Now we have a linear differntial equation; our next step is to get an "integrating factor" (check your notes):

$\displaystyle \mu = e^{\int\frac{1}{x}}dx\Rightarrow \mu = e^{ln(x)} \Rightarrow \mu = x$

Multiplying both sides by the integrating factor:

$\displaystyle x(y'+\frac{y}{x})=x(\frac{e^{x}}{x}) \Rightarrow xy'+y=e^{x}$

It is here that you need to convince yourself that $\displaystyle xy'+y$, is just y times the integrating factor x, differentiated with respect to x (xy = y+xy').
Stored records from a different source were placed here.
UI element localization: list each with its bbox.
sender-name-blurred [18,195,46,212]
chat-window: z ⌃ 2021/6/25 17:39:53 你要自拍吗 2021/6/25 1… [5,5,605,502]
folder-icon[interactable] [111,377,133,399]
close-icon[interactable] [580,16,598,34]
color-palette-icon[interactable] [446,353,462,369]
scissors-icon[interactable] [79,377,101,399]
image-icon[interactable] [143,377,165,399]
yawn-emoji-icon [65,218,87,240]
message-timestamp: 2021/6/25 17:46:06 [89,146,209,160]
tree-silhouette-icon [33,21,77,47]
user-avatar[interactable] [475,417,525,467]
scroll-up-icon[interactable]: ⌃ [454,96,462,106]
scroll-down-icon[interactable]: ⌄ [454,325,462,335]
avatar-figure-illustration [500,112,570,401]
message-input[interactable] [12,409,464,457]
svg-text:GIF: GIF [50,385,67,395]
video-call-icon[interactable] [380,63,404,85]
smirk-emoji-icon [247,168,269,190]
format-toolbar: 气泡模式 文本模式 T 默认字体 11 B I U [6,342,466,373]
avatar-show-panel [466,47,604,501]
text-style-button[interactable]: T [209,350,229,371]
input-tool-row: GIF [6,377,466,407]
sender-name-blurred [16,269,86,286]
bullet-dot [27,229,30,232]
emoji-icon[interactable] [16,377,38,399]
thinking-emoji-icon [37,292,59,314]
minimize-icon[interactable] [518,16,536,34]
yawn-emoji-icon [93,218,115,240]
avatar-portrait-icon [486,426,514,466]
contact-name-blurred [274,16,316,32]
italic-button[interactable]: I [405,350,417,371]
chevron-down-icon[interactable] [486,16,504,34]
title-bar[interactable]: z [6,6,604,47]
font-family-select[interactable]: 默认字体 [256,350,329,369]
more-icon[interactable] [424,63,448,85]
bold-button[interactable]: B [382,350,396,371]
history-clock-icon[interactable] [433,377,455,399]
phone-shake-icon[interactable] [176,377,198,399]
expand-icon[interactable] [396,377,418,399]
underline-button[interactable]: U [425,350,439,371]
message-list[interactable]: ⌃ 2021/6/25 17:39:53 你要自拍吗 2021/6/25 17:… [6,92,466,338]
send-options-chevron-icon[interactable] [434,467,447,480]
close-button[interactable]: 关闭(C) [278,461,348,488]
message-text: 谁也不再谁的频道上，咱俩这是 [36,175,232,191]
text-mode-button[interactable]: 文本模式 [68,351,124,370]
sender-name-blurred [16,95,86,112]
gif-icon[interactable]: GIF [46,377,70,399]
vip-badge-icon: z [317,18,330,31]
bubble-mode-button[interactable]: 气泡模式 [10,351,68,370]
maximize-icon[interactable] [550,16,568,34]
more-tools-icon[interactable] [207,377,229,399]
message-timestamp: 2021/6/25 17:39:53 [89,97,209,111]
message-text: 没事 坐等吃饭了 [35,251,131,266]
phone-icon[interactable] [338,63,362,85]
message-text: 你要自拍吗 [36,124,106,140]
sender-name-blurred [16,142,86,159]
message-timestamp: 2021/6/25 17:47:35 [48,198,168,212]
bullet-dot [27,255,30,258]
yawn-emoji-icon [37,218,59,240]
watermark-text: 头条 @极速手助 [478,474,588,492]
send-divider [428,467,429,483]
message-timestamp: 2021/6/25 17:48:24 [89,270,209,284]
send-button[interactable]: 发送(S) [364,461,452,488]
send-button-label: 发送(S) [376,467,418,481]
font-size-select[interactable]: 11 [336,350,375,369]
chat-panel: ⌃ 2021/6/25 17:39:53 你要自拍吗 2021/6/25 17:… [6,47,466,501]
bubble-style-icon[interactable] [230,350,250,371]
Therefore we can write the left hand side as:

$\displaystyle (xy)'=e^{x}$

Integrating both sides:

$\displaystyle \int (xy)'=\int e^{x}dx \Rightarrow xy=e^{x}+C \Rightarrow y=\frac{e^{x}+C}{x}$

Now we just need to solve for C to get a specific solution to this differential, with x=1, and y=e+1:

$\displaystyle e+1=e^{1}+C \Rightarrow e-e+1=C \Rightarrow 1=C$

Therefore our final solution is

$\displaystyle y=y=\frac{e^{x}+1}{x}$

See if you can try this one using the exact same methods:

$\displaystyle y'=x^{3}-2xy; y(1)=2$